Caso Juliana Marins: Lula anuncia revogação de decreto e promete custear repatriação de brasileiros mortos no exterior
Desde 2017 que o governo federal não pode arcar com os custos do traslado de corpos
O presidente Luiz Inácio Lula da Silva anunciou nesta quinta-feira (26), em São Paulo, que irá revogar o decreto que impede o governo federal de arcar com os custos do traslado de corpos de brasileiros mortos no exterior. A medida foi divulgada após o caso da brasileira Juliana Marins, de 26 anos, que morreu no último sábado (21) ao cair de um vulcão na Indonésia.
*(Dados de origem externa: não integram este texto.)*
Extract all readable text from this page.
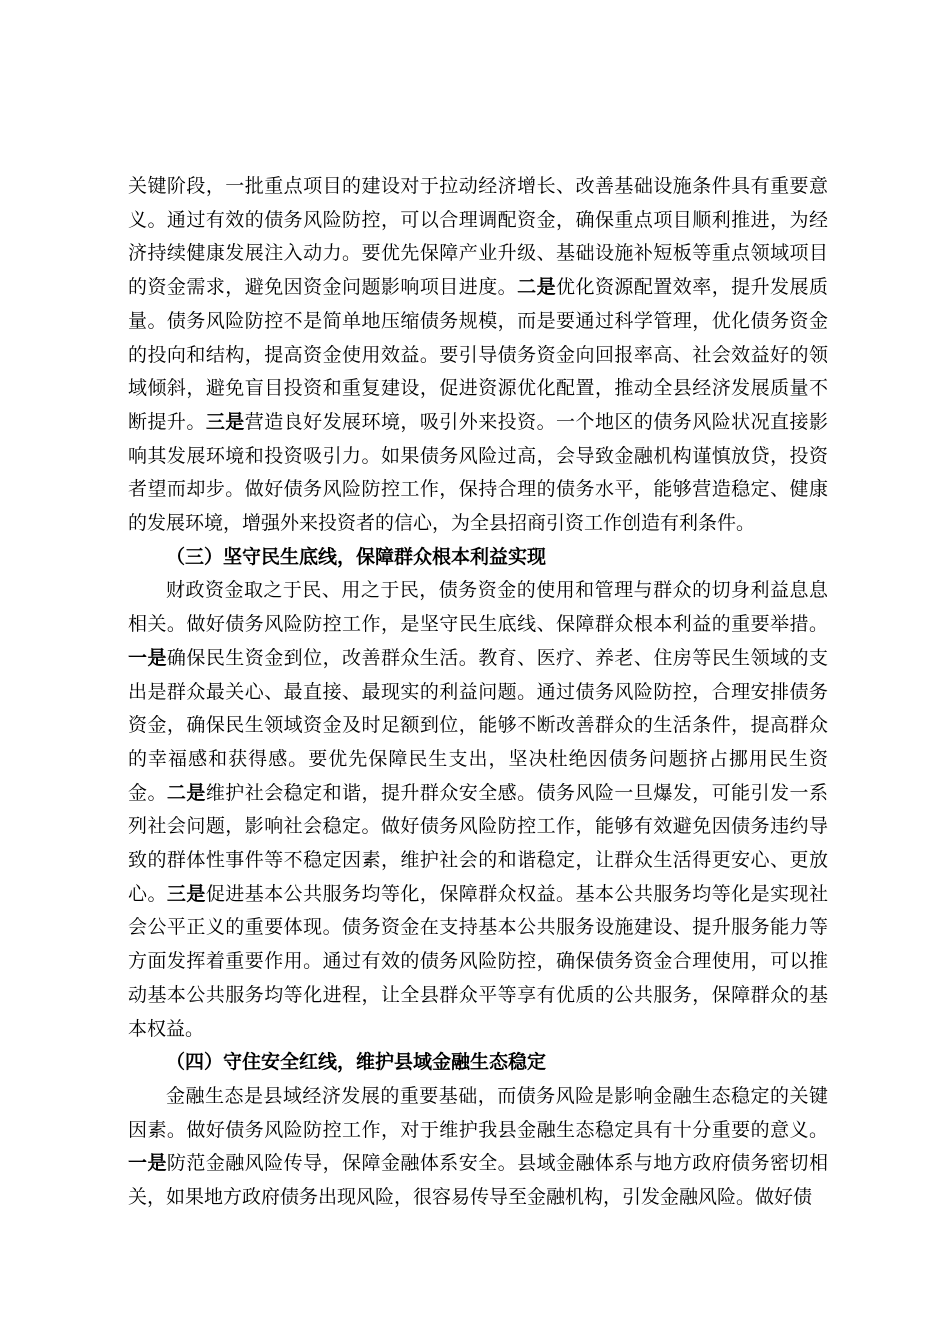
关键阶段，一批重点项目的建设对于拉动经济增长、改善基础设施条件具有重要意义。通过有效的债务风险防控，可以合理调配资金，确保重点项目顺利推进，为经济持续健康发展注入动力。要优先保障产业升级、基础设施补短板等重点领域项目的资金需求，避免因资金问题影响项目进度。二是优化资源配置效率，提升发展质量。债务风险防控不是简单地压缩债务规模，而是要通过科学管理，优化债务资金的投向和结构，提高资金使用效益。要引导债务资金向回报率高、社会效益好的领域倾斜，避免盲目投资和重复建设，促进资源优化配置，推动全县经济发展质量不断提升。三是营造良好发展环境，吸引外来投资。一个地区的债务风险状况直接影响其发展环境和投资吸引力。如果债务风险过高，会导致金融机构谨慎放贷，投资者望而却步。做好债务风险防控工作，保持合理的债务水平，能够营造稳定、健康的发展环境，增强外来投资者的信心，为全县招商引资工作创造有利条件。

（三）坚守民生底线，保障群众根本利益实现

财政资金取之于民、用之于民，债务资金的使用和管理与群众的切身利益息息相关。做好债务风险防控工作，是坚守民生底线、保障群众根本利益的重要举措。一是确保民生资金到位，改善群众生活。教育、医疗、养老、住房等民生领域的支出是群众最关心、最直接、最现实的利益问题。通过债务风险防控，合理安排债务资金，确保民生领域资金及时足额到位，能够不断改善群众的生活条件，提高群众的幸福感和获得感。要优先保障民生支出，坚决杜绝因债务问题挤占挪用民生资金。二是维护社会稳定和谐，提升群众安全感。债务风险一旦爆发，可能引发一系列社会问题，影响社会稳定。做好债务风险防控工作，能够有效避免因债务违约导致的群体性事件等不稳定因素，维护社会的和谐稳定，让群众生活得更安心、更放心。三是促进基本公共服务均等化，保障群众权益。基本公共服务均等化是实现社会公平正义的重要体现。债务资金在支持基本公共服务设施建设、提升服务能力等方面发挥着重要作用。通过有效的债务风险防控，确保债务资金合理使用，可以推动基本公共服务均等化进程，让全县群众平等享有优质的公共服务，保障群众的基本权益。

（四）守住安全红线，维护县域金融生态稳定

金融生态是县域经济发展的重要基础，而债务风险是影响金融生态稳定的关键因素。做好债务风险防控工作，对于维护我县金融生态稳定具有十分重要的意义。一是防范金融风险传导，保障金融体系安全。县域金融体系与地方政府债务密切相关，如果地方政府债务出现风险，很容易传导至金融机构，引发金融风险。做好债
“Vou revogar esse decreto e farei outro para que o governo brasileiro assuma a responsabilidade de custear a vinda dessa jovem ao Brasil”, afirmou Lula durante um evento público. “Vamos cuidar de todos os brasileiros, estejam eles onde estiverem”.
O atual decreto está em vigor desde 2017 e impede o Ministério das Relações Exteriores de custear esse tipo de repatriação. Segundo o presidente, um novo texto será elaborado, mas ainda não há detalhes sobre os critérios ou formato.
Caso Juliana Marins: o que se sabe
Juliana caiu da borda da cratera do vulcão Mount Batur, na ilha de Bali, no sábado (21). O corpo só foi resgatado na terça-feira (24), o que gerou críticas por parte da família sobre a demora e suposta negligência da equipe local de resgate.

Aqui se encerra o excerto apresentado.